In the early 2000s, the trenchant reporters of The Boston Globe’s elite Spotlight unit trained their sights on a hot-button story that had gone unreported for too long. Since as far back as the mid-‘70s, Catholic priests in Massachusetts had been quietly shuffled around from parish to parish every couple of years, with such suspect labels as “sabbatical” and “sick leave” noted in the public ledgers as reasons for departure. The sickening truth was that the officials in the Catholic church had perfected an insidious system permitting priests to molest and rape young boys with zero repercussions, and had been doing so for decades. No spoiler alert needed here — by now, this shameful chapter of the church’s history has been made common knowledge, all due to the valiant efforts of the Spotlight team.
Tom McCarthy, bouncing back from the redwood-sized turd that was The Cobbler, takes the painstaking process by which the Globe staffers broke the story as the subject for his gripping new procedural Spotlight. McCarthy has the good sense to place absolute faith in the strength of this incredible-but-true story, generating ample drama from the nuts and bolts of reporting. Impassioned speeches about Integrity and The Importance of Journalists are mercifully absent, save one late-in-the-game monologue from Mark Ruffalo’s eccentric reporter, Michael Rezendes. Instead, McCarthy draws the audience in by following Walter ‘Robby’ Robinson’s (Michael Keaton) team as they canvas dirt-and-gravel neighborhoods, enduring as many slammed doors as they have to until they can find that key source. And when they do finally begin to pull on the right threads, it’s breathtaking to see the whole terrible truth unravel.
The concept of retelling the Spotlight story was so fraught with potential to go horribly, overbearingly awry, and yet McCarthy deftly sidesteps every pitfall with skill. The survivors — not victims, a crucial distinction made in the film — never get reduced to props that exist only to motivate the Globe staffers. McCarthy affords them the opportunity to tell their heartbreaking first-person accounts, bravely speaking through shame, fear, and tears about the trust that the priests systematically built up and then preyed upon. Like the devoted writers, McCarthy cuts no corners. He spins compelling, kinetic cinema out of the search for hard-to-find documents — no amount of time spent in the back alleys of Google can compare to good ol’ fashioned leather-to-pavement reporting. And so naturally, there’s a bit of hagiography for the industry of journalism itself. But that’s balanced with a level-headed pragmatism from new editor in town Marty Baron (Liev Schreiber), who has no trouble reminding Rezendes’ crack team that they’ve got a budget to stick to and papers to sell if they want to remain independent.
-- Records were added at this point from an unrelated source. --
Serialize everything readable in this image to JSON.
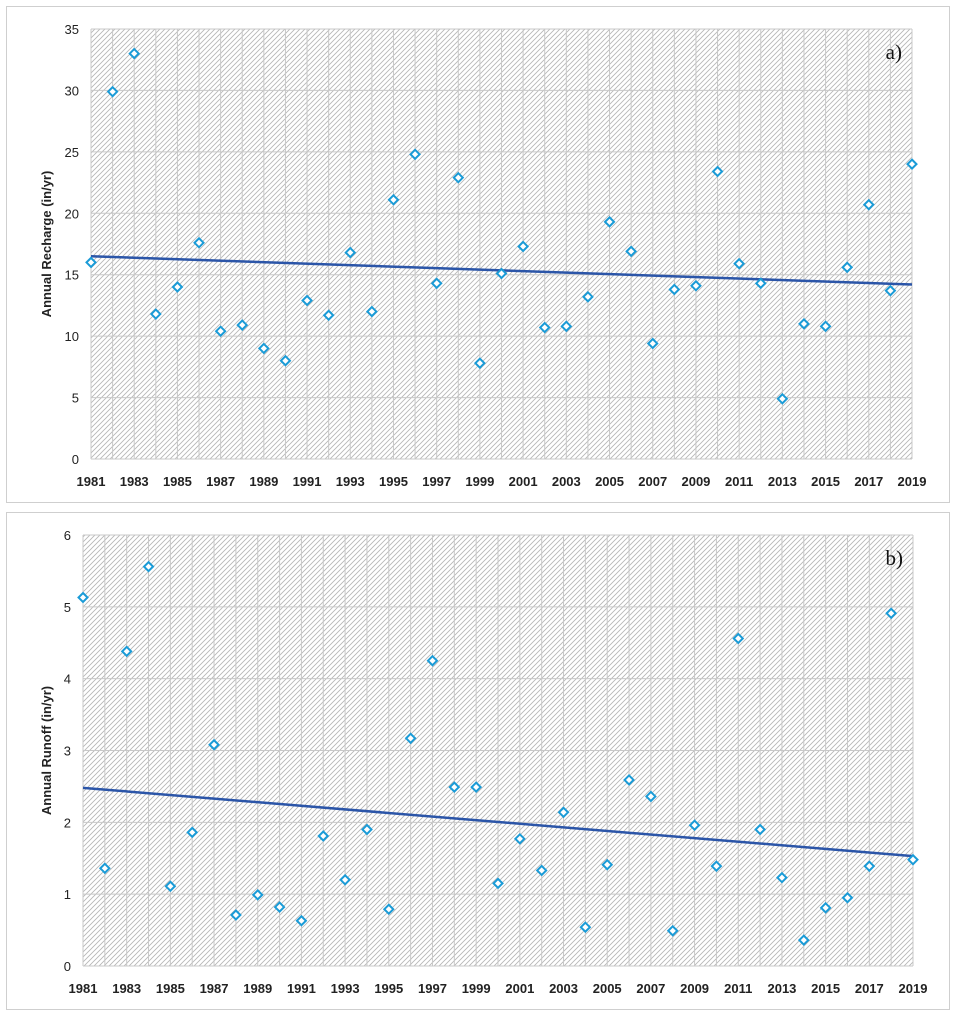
{
  "chart_data": [
    {
      "type": "scatter",
      "panel_label": "a)",
      "ylabel": "Annual Recharge (in/yr)",
      "xlabel": "",
      "ylim": [
        0,
        35
      ],
      "yticks": [
        0,
        5,
        10,
        15,
        20,
        25,
        30,
        35
      ],
      "xlim": [
        1981,
        2019
      ],
      "xtick_labels": [
        "1981",
        "1983",
        "1985",
        "1987",
        "1989",
        "1991",
        "1993",
        "1995",
        "1997",
        "1999",
        "2001",
        "2003",
        "2005",
        "2007",
        "2009",
        "2011",
        "2013",
        "2015",
        "2017",
        "2019"
      ],
      "x": [
        1981,
        1982,
        1983,
        1984,
        1985,
        1986,
        1987,
        1988,
        1989,
        1990,
        1991,
        1992,
        1993,
        1994,
        1995,
        1996,
        1997,
        1998,
        1999,
        2000,
        2001,
        2002,
        2003,
        2004,
        2005,
        2006,
        2007,
        2008,
        2009,
        2010,
        2011,
        2012,
        2013,
        2014,
        2015,
        2016,
        2017,
        2018,
        2019
      ],
      "values": [
        16.0,
        29.9,
        33.0,
        11.8,
        14.0,
        17.6,
        10.4,
        10.9,
        9.0,
        8.0,
        12.9,
        11.7,
        16.8,
        12.0,
        21.1,
        24.8,
        14.3,
        22.9,
        7.8,
        15.1,
        17.3,
        10.7,
        10.8,
        13.2,
        19.3,
        16.9,
        9.4,
        13.8,
        14.1,
        23.4,
        15.9,
        14.3,
        4.9,
        11.0,
        10.8,
        15.6,
        20.7,
        13.7,
        24.0
      ],
      "trendline": {
        "x": [
          1981,
          2019
        ],
        "y": [
          16.5,
          14.2
        ]
      },
      "colors": {
        "marker": "#1a9bd7",
        "trend": "#2b55a8",
        "grid": "#c8c8c8",
        "hatch": "#b4b4b4"
      }
    },
    {
      "type": "scatter",
      "panel_label": "b)",
      "ylabel": "Annual Runoff (in/yr)",
      "xlabel": "",
      "ylim": [
        0,
        6
      ],
      "yticks": [
        0,
        1,
        2,
        3,
        4,
        5,
        6
      ],
      "xlim": [
        1981,
        2019
      ],
      "xtick_labels": [
        "1981",
        "1983",
        "1985",
        "1987",
        "1989",
        "1991",
        "1993",
        "1995",
        "1997",
        "1999",
        "2001",
        "2003",
        "2005",
        "2007",
        "2009",
        "2011",
        "2013",
        "2015",
        "2017",
        "2019"
      ],
      "x": [
        1981,
        1982,
        1983,
        1984,
        1985,
        1986,
        1987,
        1988,
        1989,
        1990,
        1991,
        1992,
        1993,
        1994,
        1995,
        1996,
        1997,
        1998,
        1999,
        2000,
        2001,
        2002,
        2003,
        2004,
        2005,
        2006,
        2007,
        2008,
        2009,
        2010,
        2011,
        2012,
        2013,
        2014,
        2015,
        2016,
        2017,
        2018,
        2019
      ],
      "values": [
        5.13,
        1.36,
        4.38,
        5.56,
        1.11,
        1.86,
        3.08,
        0.71,
        0.99,
        0.82,
        0.63,
        1.81,
        1.2,
        1.9,
        0.79,
        3.17,
        4.25,
        2.49,
        2.49,
        1.15,
        1.77,
        1.33,
        2.14,
        0.54,
        1.41,
        2.59,
        2.36,
        0.49,
        1.96,
        1.39,
        4.56,
        1.9,
        1.23,
        0.36,
        0.81,
        0.95,
        1.39,
        4.91,
        1.48
      ],
      "trendline": {
        "x": [
          1981,
          2019
        ],
        "y": [
          2.48,
          1.53
        ]
      },
      "colors": {
        "marker": "#1a9bd7",
        "trend": "#2b55a8",
        "grid": "#c8c8c8",
        "hatch": "#b4b4b4"
      }
    }
  ]
}
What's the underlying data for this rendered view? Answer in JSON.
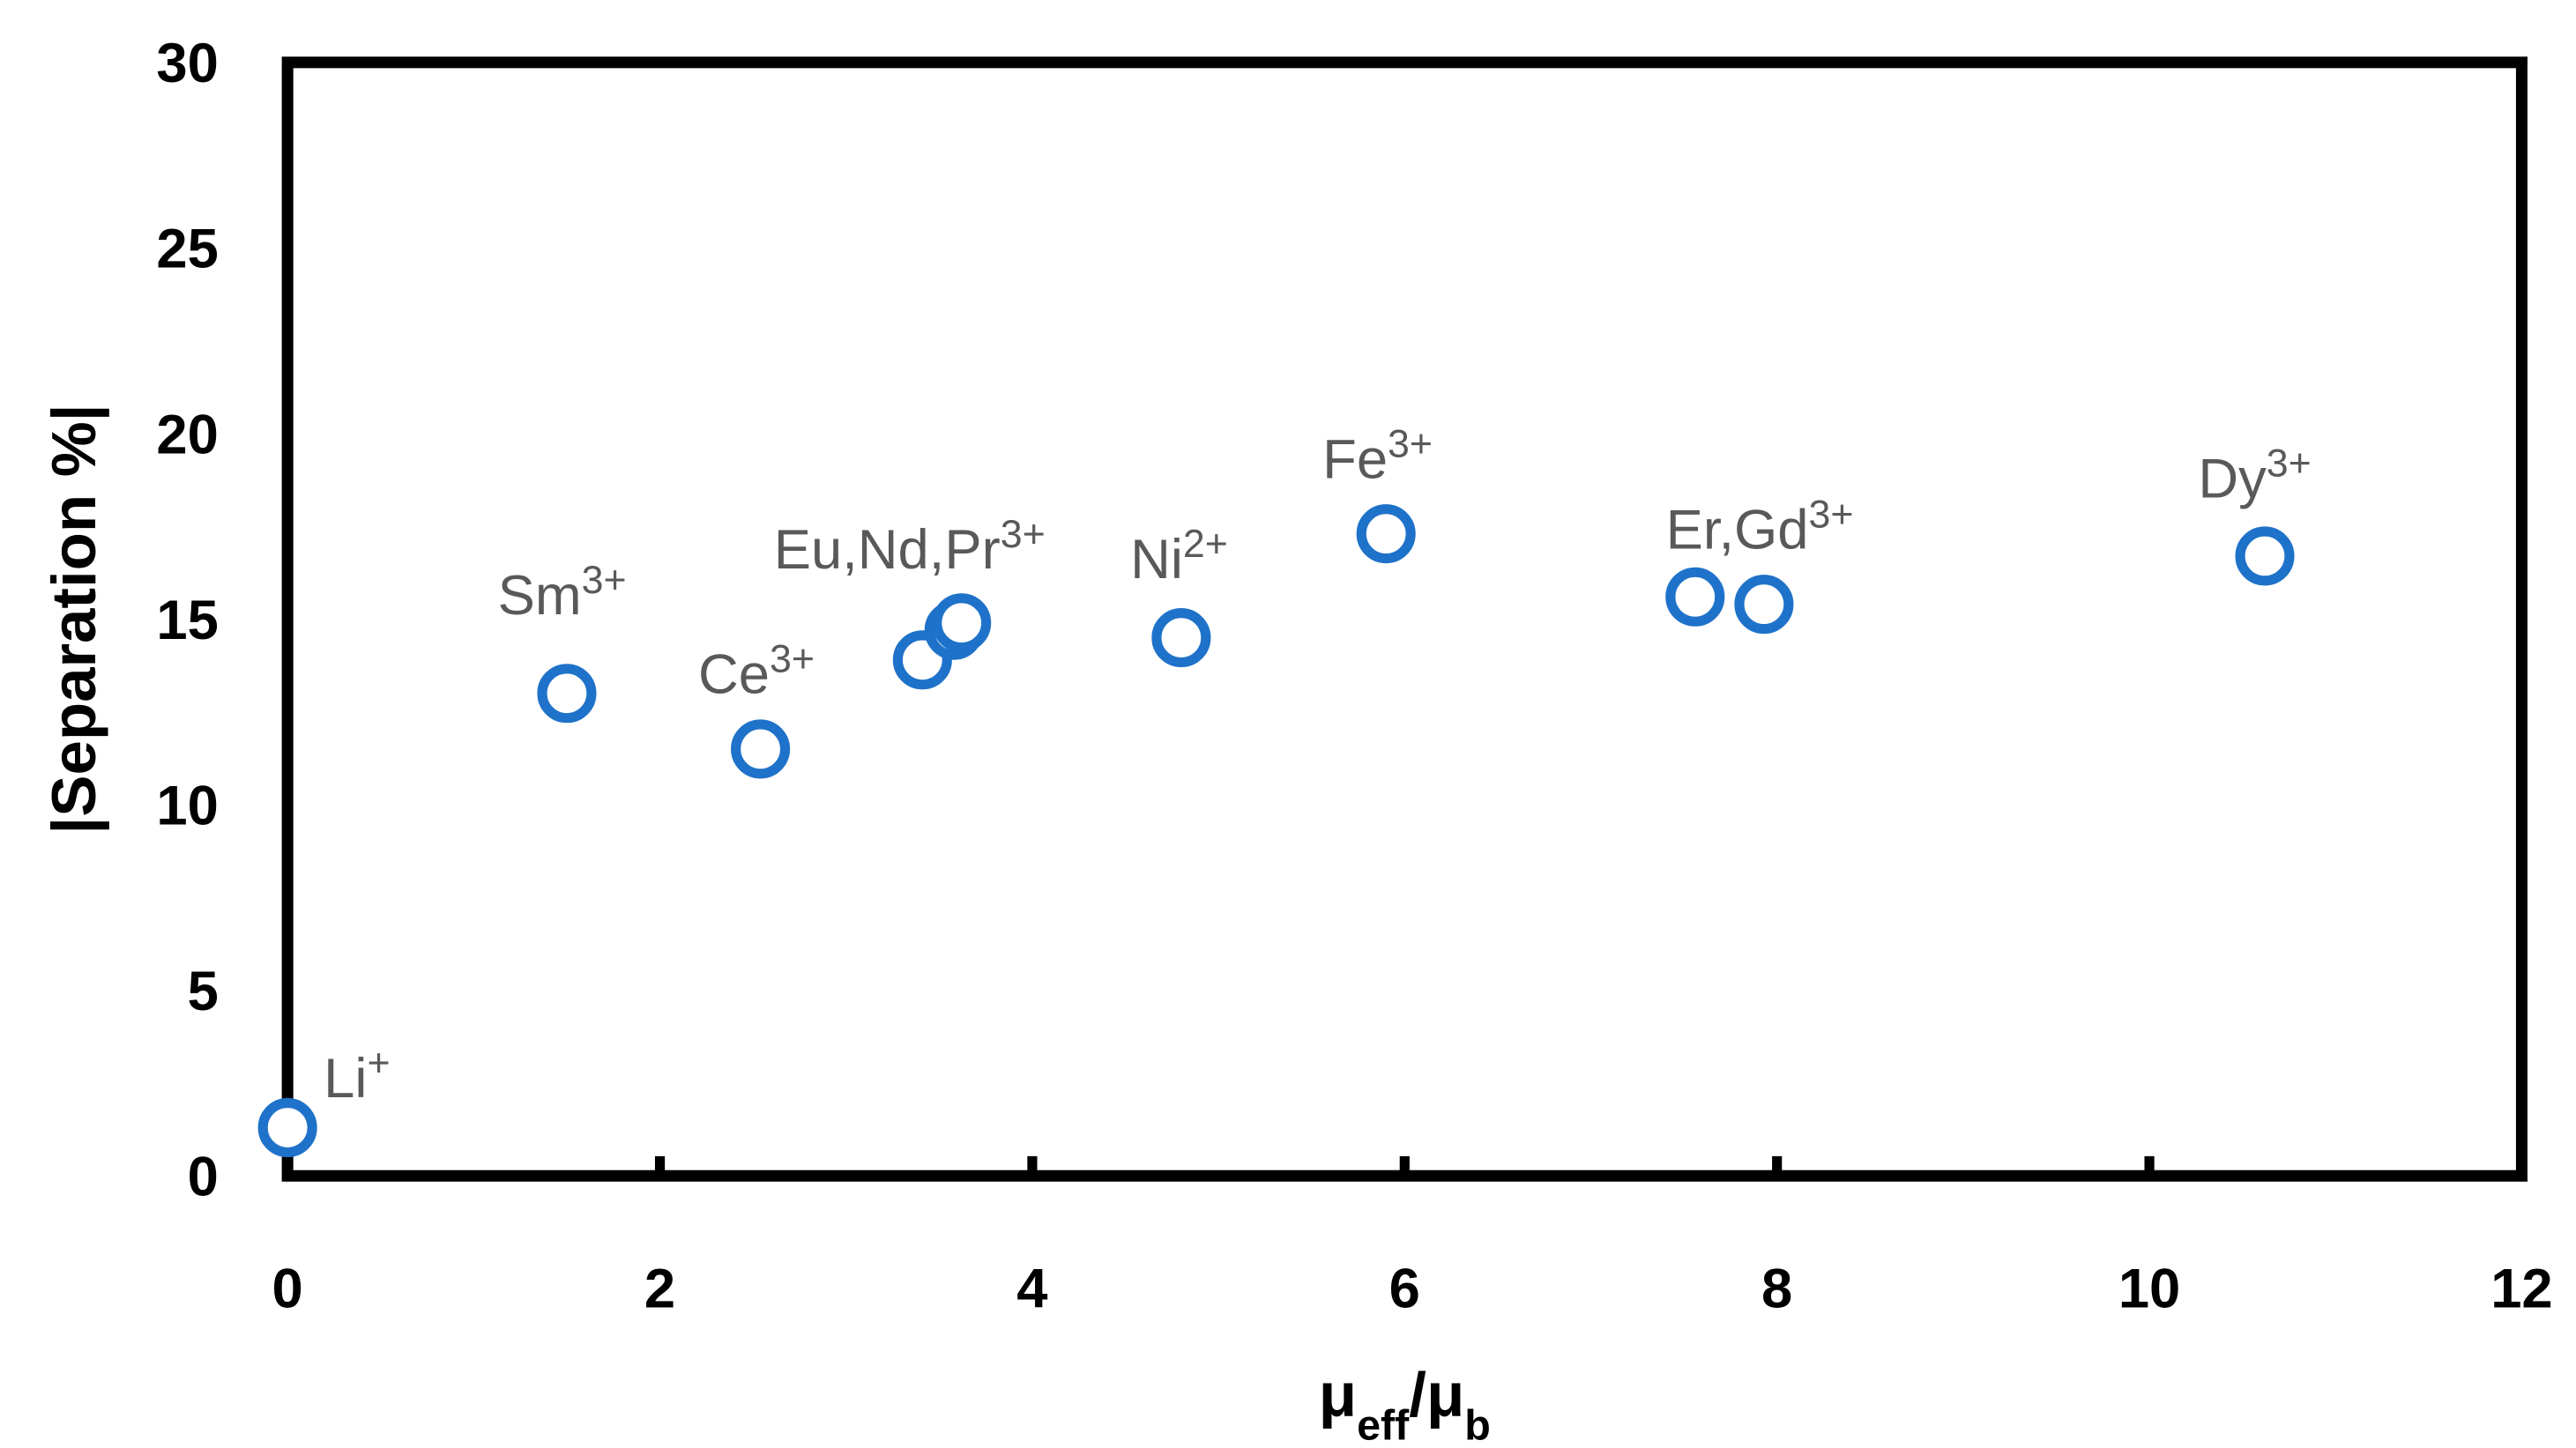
{
  "chart_data": {
    "type": "scatter",
    "xlabel": [
      {
        "text": "μ"
      },
      {
        "text": "eff",
        "sub": true
      },
      {
        "text": "/μ"
      },
      {
        "text": "b",
        "sub": true
      }
    ],
    "ylabel": "|Separation %|",
    "series": [
      {
        "color": "#1f72c9",
        "x": [
          0,
          1.5,
          2.54,
          3.41,
          3.58,
          3.62,
          4.8,
          5.9,
          7.56,
          7.93,
          10.62
        ],
        "values": [
          1.3,
          13.0,
          11.5,
          13.9,
          14.7,
          14.9,
          14.5,
          17.3,
          15.6,
          15.4,
          16.7
        ]
      }
    ],
    "annotations": [
      {
        "text": "Li",
        "sup": "+"
      },
      {
        "text": "Sm",
        "sup": "3+"
      },
      {
        "text": "Ce",
        "sup": "3+"
      },
      {
        "text": "Eu,Nd,Pr",
        "sup": "3+"
      },
      {
        "text": "Ni",
        "sup": "2+"
      },
      {
        "text": "Fe",
        "sup": "3+"
      },
      {
        "text": "Er,Gd",
        "sup": "3+"
      },
      {
        "text": "Dy",
        "sup": "3+"
      }
    ],
    "xlim": [
      0,
      12
    ],
    "xticks": [
      0,
      2,
      4,
      6,
      8,
      10,
      12
    ],
    "ylim": [
      0,
      30
    ],
    "yticks": [
      0,
      5,
      10,
      15,
      20,
      25,
      30
    ],
    "grid": false
  }
}
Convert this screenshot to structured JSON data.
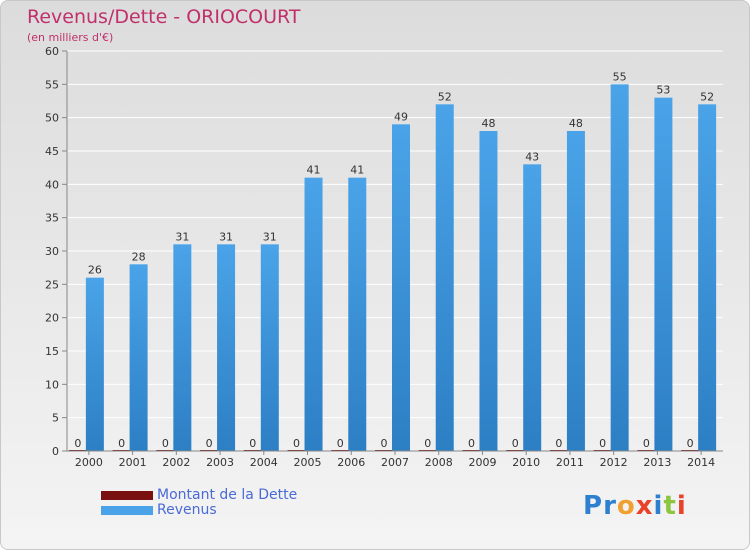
{
  "header": {
    "title": "Revenus/Dette - ORIOCOURT",
    "subtitle": "(en milliers d'€)"
  },
  "logo": {
    "letters": [
      "P",
      "r",
      "o",
      "x",
      "i",
      "t",
      "i"
    ],
    "colors": [
      "#2f7fd0",
      "#2f7fd0",
      "#f0a030",
      "#e8432a",
      "#2f7fd0",
      "#8cc63f",
      "#e8432a"
    ]
  },
  "colors": {
    "revenus": "#4aa3e8",
    "revenus_dark": "#2d7fc4",
    "dette": "#7a1010",
    "grid": "#ffffff",
    "legend_text": "#4a6ad6"
  },
  "chart_data": {
    "type": "bar",
    "title": "Revenus/Dette - ORIOCOURT",
    "ylabel": "(en milliers d'€)",
    "xlabel": "",
    "categories": [
      "2000",
      "2001",
      "2002",
      "2003",
      "2004",
      "2005",
      "2006",
      "2007",
      "2008",
      "2009",
      "2010",
      "2011",
      "2012",
      "2013",
      "2014"
    ],
    "series": [
      {
        "name": "Montant de la Dette",
        "values": [
          0,
          0,
          0,
          0,
          0,
          0,
          0,
          0,
          0,
          0,
          0,
          0,
          0,
          0,
          0
        ]
      },
      {
        "name": "Revenus",
        "values": [
          26,
          28,
          31,
          31,
          31,
          41,
          41,
          49,
          52,
          48,
          43,
          48,
          55,
          53,
          52
        ]
      }
    ],
    "ylim": [
      0,
      60
    ],
    "yticks": [
      "0",
      "5",
      "10",
      "15",
      "20",
      "25",
      "30",
      "35",
      "40",
      "45",
      "50",
      "55",
      "60"
    ],
    "grid": true,
    "legend": "bottom-left"
  }
}
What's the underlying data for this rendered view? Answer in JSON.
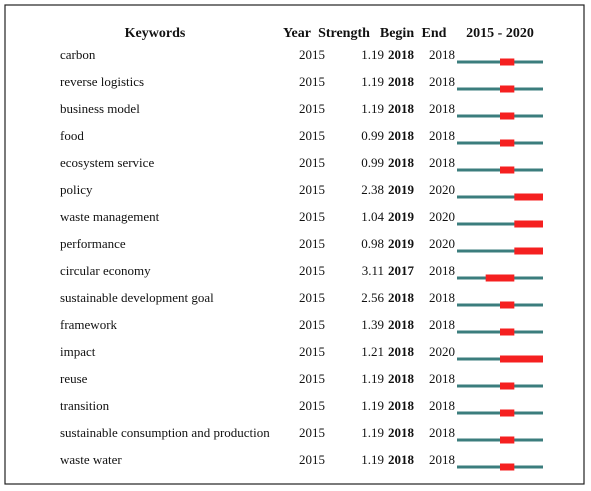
{
  "header": {
    "keywords": "Keywords",
    "year": "Year",
    "strength": "Strength",
    "begin": "Begin",
    "end": "End",
    "range": "2015 - 2020"
  },
  "rows": [
    {
      "keyword": "carbon",
      "year": 2015,
      "strength": 1.19,
      "begin": 2018,
      "end": 2018
    },
    {
      "keyword": "reverse logistics",
      "year": 2015,
      "strength": 1.19,
      "begin": 2018,
      "end": 2018
    },
    {
      "keyword": "business model",
      "year": 2015,
      "strength": 1.19,
      "begin": 2018,
      "end": 2018
    },
    {
      "keyword": "food",
      "year": 2015,
      "strength": 0.99,
      "begin": 2018,
      "end": 2018
    },
    {
      "keyword": "ecosystem service",
      "year": 2015,
      "strength": 0.99,
      "begin": 2018,
      "end": 2018
    },
    {
      "keyword": "policy",
      "year": 2015,
      "strength": 2.38,
      "begin": 2019,
      "end": 2020
    },
    {
      "keyword": "waste management",
      "year": 2015,
      "strength": 1.04,
      "begin": 2019,
      "end": 2020
    },
    {
      "keyword": "performance",
      "year": 2015,
      "strength": 0.98,
      "begin": 2019,
      "end": 2020
    },
    {
      "keyword": "circular economy",
      "year": 2015,
      "strength": 3.11,
      "begin": 2017,
      "end": 2018
    },
    {
      "keyword": "sustainable development goal",
      "year": 2015,
      "strength": 2.56,
      "begin": 2018,
      "end": 2018
    },
    {
      "keyword": "framework",
      "year": 2015,
      "strength": 1.39,
      "begin": 2018,
      "end": 2018
    },
    {
      "keyword": "impact",
      "year": 2015,
      "strength": 1.21,
      "begin": 2018,
      "end": 2020
    },
    {
      "keyword": "reuse",
      "year": 2015,
      "strength": 1.19,
      "begin": 2018,
      "end": 2018
    },
    {
      "keyword": "transition",
      "year": 2015,
      "strength": 1.19,
      "begin": 2018,
      "end": 2018
    },
    {
      "keyword": "sustainable consumption and production",
      "year": 2015,
      "strength": 1.19,
      "begin": 2018,
      "end": 2018
    },
    {
      "keyword": "waste water",
      "year": 2015,
      "strength": 1.19,
      "begin": 2018,
      "end": 2018
    }
  ]
}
The most affecting dimension of the Globe’s reportage lies in the shockwaves that the story sends out into the state of Massachusetts, where townies tend to defend tradition with blind ferocity. McCarthy captures the spectrum in a simple scene near the film’s conclusion: Rachel McAdams’ Spotlight reporter presents her devout grandmother with a copy of the finished article. She doesn’t cry, or erupt with anger, or deny it. She looks forlorn, and requests a glass of water. What she is is blown away, just like the rest of us.
Rating: 4 Painstakingly Researched Burritos Out Of 5
Spotlight is in select theaters on November 6.